Lamola mengatakan VSA dianggap sebagai alat sistem investigasi non-invasif profesional yang digunakan dalam berbagai proses manajemen risiko untuk deteksi emosi, kepribadian dan penilaian dan investigasi risiko.

“Ini juga merupakan alat investigasi keamanan yang digunakan untuk mengumpulkan informasi dalam mengidentifikasi penipuan internal, aktivitas penyelundupan, menghentikan pencurian barang dagangan (Toko), peralatan, dan dana perusahaan.”

Dia menyatakan bahwa penyebaran penggunaan VSA akan membantu sebagai pengganda kekuatan dan pencegah kegiatan kriminal dan pelanggaran oleh pejabat dan akan menjadi pelaku yang pada akhirnya akan menghasilkan pemberantasan barang selundupan di penjara.

“Ini akan lebih memastikan keamanan tenaga kerja yang kompeten dan integritas Departemen dan Negara.”

Lamola menambahkan bahwa Standar Operasional Prosedur mereka sudah ada termasuk melakukan penggeledahan di Lapas.

“Barang selundupan yang disita seperti kartu SIM dan telepon seluler diserahkan ke Intelijen Kejahatan untuk operasionalisasi lebih lanjut.

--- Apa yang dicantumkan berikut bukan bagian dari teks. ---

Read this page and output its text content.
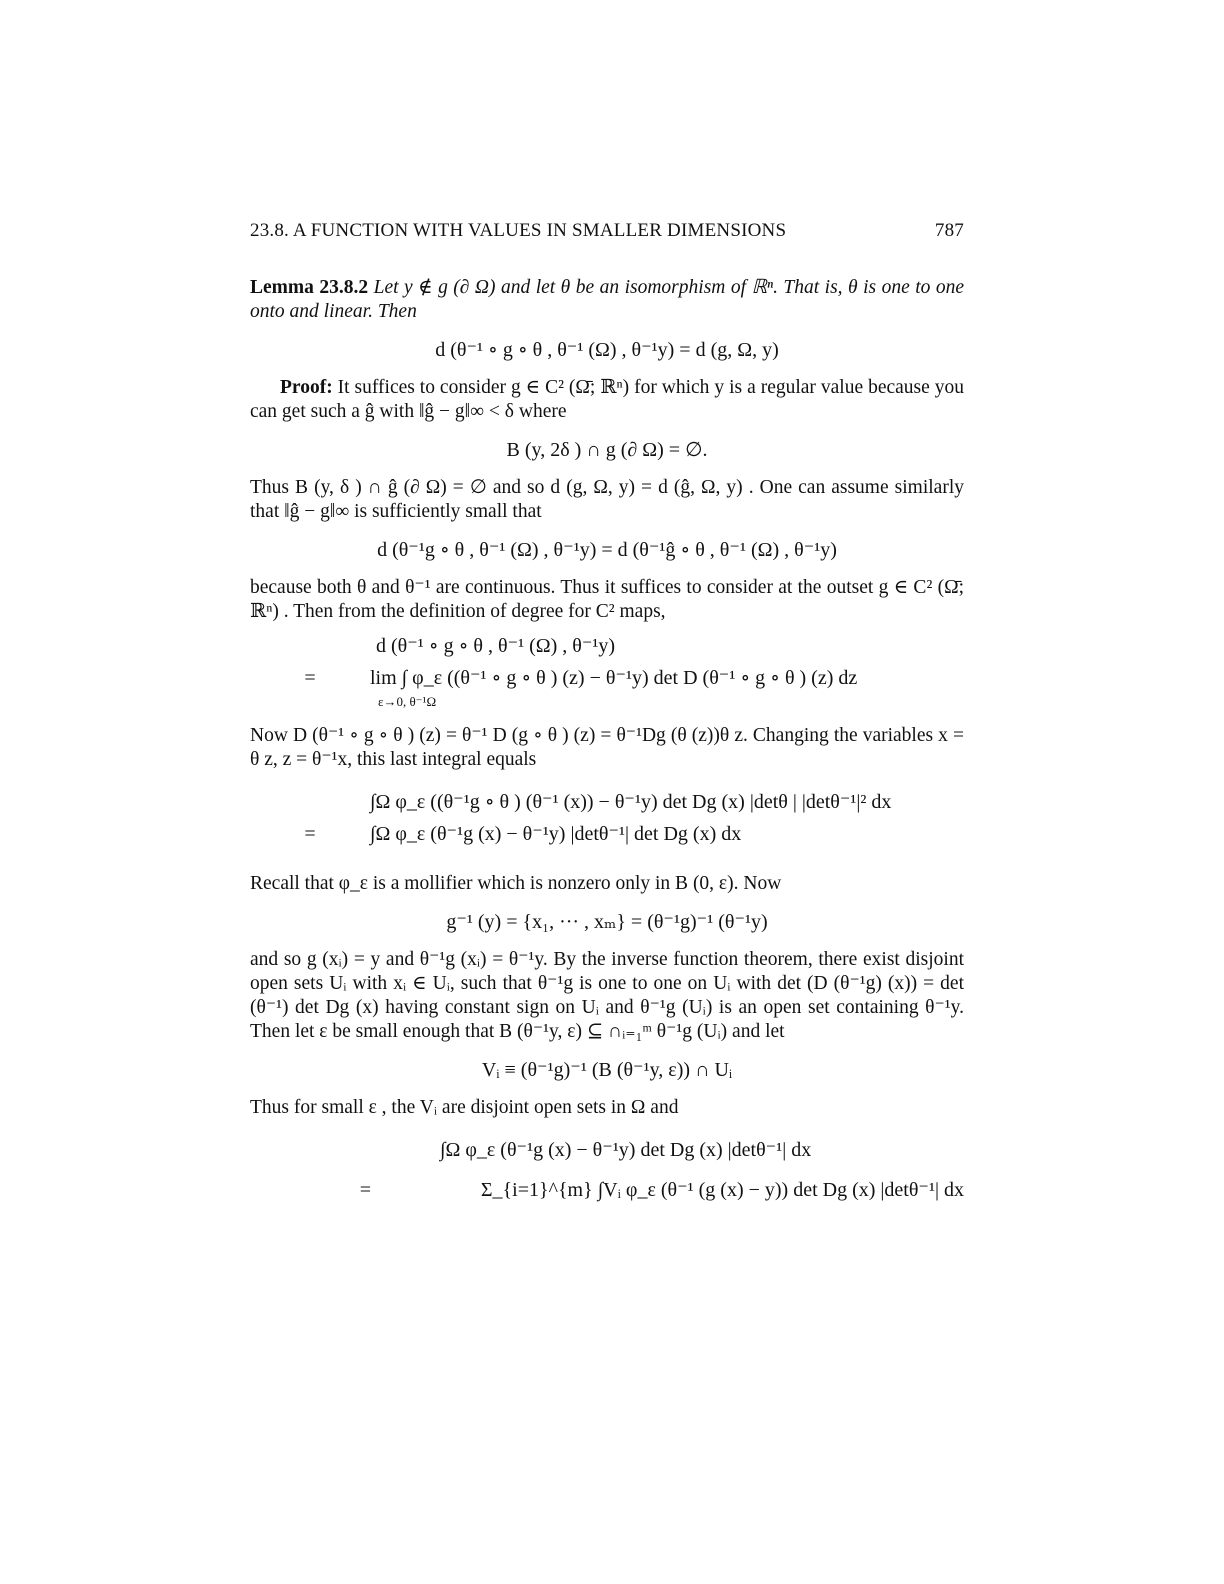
23.8. A FUNCTION WITH VALUES IN SMALLER DIMENSIONS	787

Lemma 23.8.2 Let y ∉ g (∂ Ω) and let θ be an isomorphism of ℝⁿ. That is, θ is one to one onto and linear. Then

d (θ⁻¹ ∘ g ∘ θ , θ⁻¹ (Ω) , θ⁻¹y) = d (g, Ω, y)

Proof: It suffices to consider g ∈ C² (Ω̄; ℝⁿ) for which y is a regular value because you can get such a ĝ with ‖ĝ − g‖∞ < δ where

B (y, 2δ ) ∩ g (∂ Ω) = ∅.

Thus B (y, δ ) ∩ ĝ (∂ Ω) = ∅ and so d (g, Ω, y) = d (ĝ, Ω, y) . One can assume similarly that ‖ĝ − g‖∞ is sufficiently small that

d (θ⁻¹g ∘ θ , θ⁻¹ (Ω) , θ⁻¹y) = d (θ⁻¹ĝ ∘ θ , θ⁻¹ (Ω) , θ⁻¹y)

because both θ and θ⁻¹ are continuous. Thus it suffices to consider at the outset g ∈ C² (Ω̄; ℝⁿ) . Then from the definition of degree for C² maps,

d (θ⁻¹ ∘ g ∘ θ , θ⁻¹ (Ω) , θ⁻¹y)
=	lim ∫ φ_ε ((θ⁻¹ ∘ g ∘ θ ) (z) − θ⁻¹y) det D (θ⁻¹ ∘ g ∘ θ ) (z) dz
ε→0, θ⁻¹Ω

Now D (θ⁻¹ ∘ g ∘ θ ) (z) = θ⁻¹ D (g ∘ θ ) (z) = θ⁻¹Dg (θ (z))θ z. Changing the variables x = θ z, z = θ⁻¹x, this last integral equals

∫Ω φ_ε ((θ⁻¹g ∘ θ ) (θ⁻¹ (x)) − θ⁻¹y) det Dg (x) |detθ | |detθ⁻¹|² dx
=	∫Ω φ_ε (θ⁻¹g (x) − θ⁻¹y) |detθ⁻¹| det Dg (x) dx

Recall that φ_ε is a mollifier which is nonzero only in B (0, ε). Now

g⁻¹ (y) = {x₁, ··· , xₘ} = (θ⁻¹g)⁻¹ (θ⁻¹y)

and so g (xᵢ) = y and θ⁻¹g (xᵢ) = θ⁻¹y. By the inverse function theorem, there exist disjoint open sets Uᵢ with xᵢ ∈ Uᵢ, such that θ⁻¹g is one to one on Uᵢ with det (D (θ⁻¹g) (x)) = det (θ⁻¹) det Dg (x) having constant sign on Uᵢ and θ⁻¹g (Uᵢ) is an open set containing θ⁻¹y. Then let ε be small enough that B (θ⁻¹y, ε) ⊆ ∩ᵢ₌₁ᵐ θ⁻¹g (Uᵢ) and let

Vᵢ ≡ (θ⁻¹g)⁻¹ (B (θ⁻¹y, ε)) ∩ Uᵢ

Thus for small ε , the Vᵢ are disjoint open sets in Ω and

∫Ω φ_ε (θ⁻¹g (x) − θ⁻¹y) det Dg (x) |detθ⁻¹| dx
=	Σ_{i=1}^{m} ∫Vᵢ φ_ε (θ⁻¹ (g (x) − y)) det Dg (x) |detθ⁻¹| dx
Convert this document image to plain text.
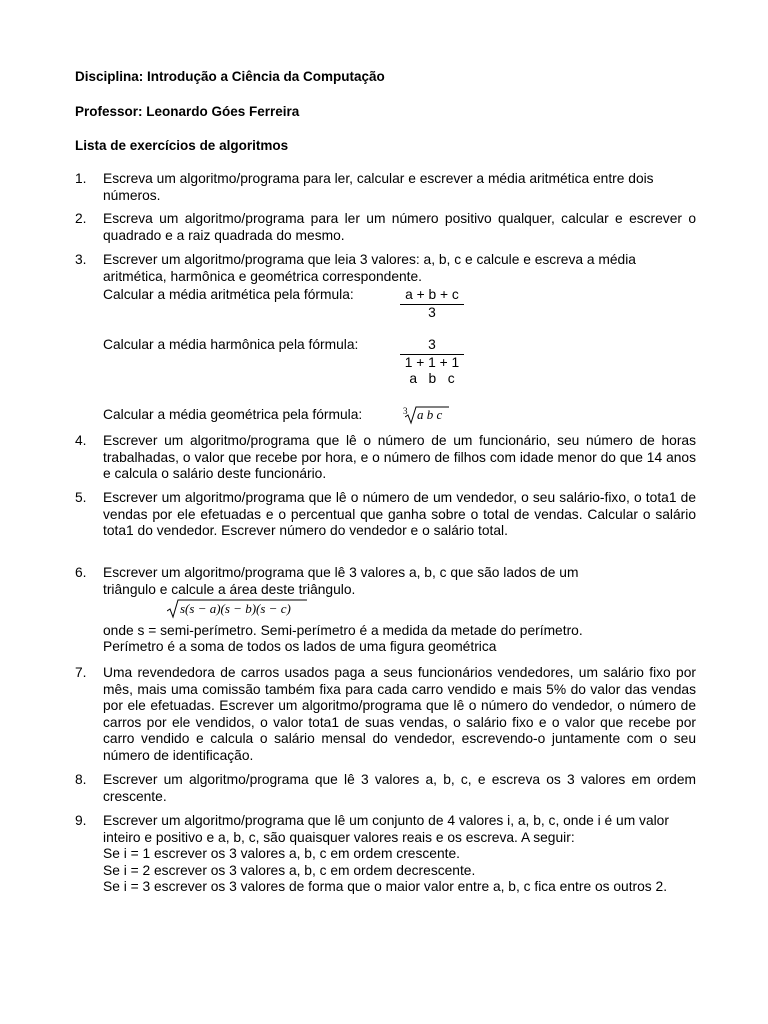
Disciplina: Introdução a Ciência da Computação
Professor: Leonardo Góes Ferreira
Lista de exercícios de algoritmos
1. Escreva um algoritmo/programa para ler, calcular e escrever a média aritmética entre dois números.
2. Escreva um algoritmo/programa para ler um número positivo qualquer, calcular e escrever o quadrado e a raiz quadrada do mesmo.
3. Escrever um algoritmo/programa que leia 3 valores: a, b, c e calcule e escreva a média aritmética, harmônica e geométrica correspondente.
Calcular a média aritmética pela fórmula:	$\frac{a + b + c}{3}$
Calcular a média harmônica pela fórmula:	3
1 + 1 + 1
a   b   c
Calcular a média geométrica pela fórmula:	3 a b c
4. Escrever um algoritmo/programa que lê o número de um funcionário, seu número de horas trabalhadas, o valor que recebe por hora, e o número de filhos com idade menor do que 14 anos e calcula o salário deste funcionário.
5. Escrever um algoritmo/programa que lê o número de um vendedor, o seu salário-fixo, o tota1 de vendas por ele efetuadas e o percentual que ganha sobre o total de vendas. Calcular o salário tota1 do vendedor. Escrever número do vendedor e o salário total.
6. Escrever um algoritmo/programa que lê 3 valores a, b, c que são lados de um
triângulo e calcule a área deste triângulo.
s(s − a)(s − b)(s − c)
onde s = semi-perímetro. Semi-perímetro é a medida da metade do perímetro.
Perímetro é a soma de todos os lados de uma figura geométrica
7. Uma revendedora de carros usados paga a seus funcionários vendedores, um salário fixo por mês, mais uma comissão também fixa para cada carro vendido e mais 5% do valor das vendas por ele efetuadas. Escrever um algoritmo/programa que lê o número do vendedor, o número de carros por ele vendidos, o valor tota1 de suas vendas, o salário fixo e o valor que recebe por carro vendido e calcula o salário mensal do vendedor, escrevendo-o juntamente com o seu número de identificação.
8. Escrever um algoritmo/programa que lê 3 valores a, b, c, e escreva os 3 valores em ordem crescente.
9. Escrever um algoritmo/programa que lê um conjunto de 4 valores i, a, b, c, onde i é um valor inteiro e positivo e a, b, c, são quaisquer valores reais e os escreva. A seguir:
Se i = 1 escrever os 3 valores a, b, c em ordem crescente.
Se i = 2 escrever os 3 valores a, b, c em ordem decrescente.
Se i = 3 escrever os 3 valores de forma que o maior valor entre a, b, c fica entre os outros 2.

Melalui inisiatif kolaboratif ini, banyak pejabat ditangkap karena terkait dengan geng.”

Lamola mengatakan bahwa mereka juga sedang dalam proses meninjau protokol keamanan departemen.

“Oleh karena itu, dalam mengatasi tantangan yang dihadapi, para pejabat menjadi peka untuk mematuhi kebijakan dan prosedur keamanan dengan memastikan bahwa penggeledahan secara tepat dan teratur terhadap narapidana, pejabat, pengunjung dan penyedia layanan dilakukan di titik kontrol akses.

“Untuk setiap ketidakpatuhan, manajemen konsekuensi harus dilakukan dan kasus pidana dibuka dengan SAPS,” katanya.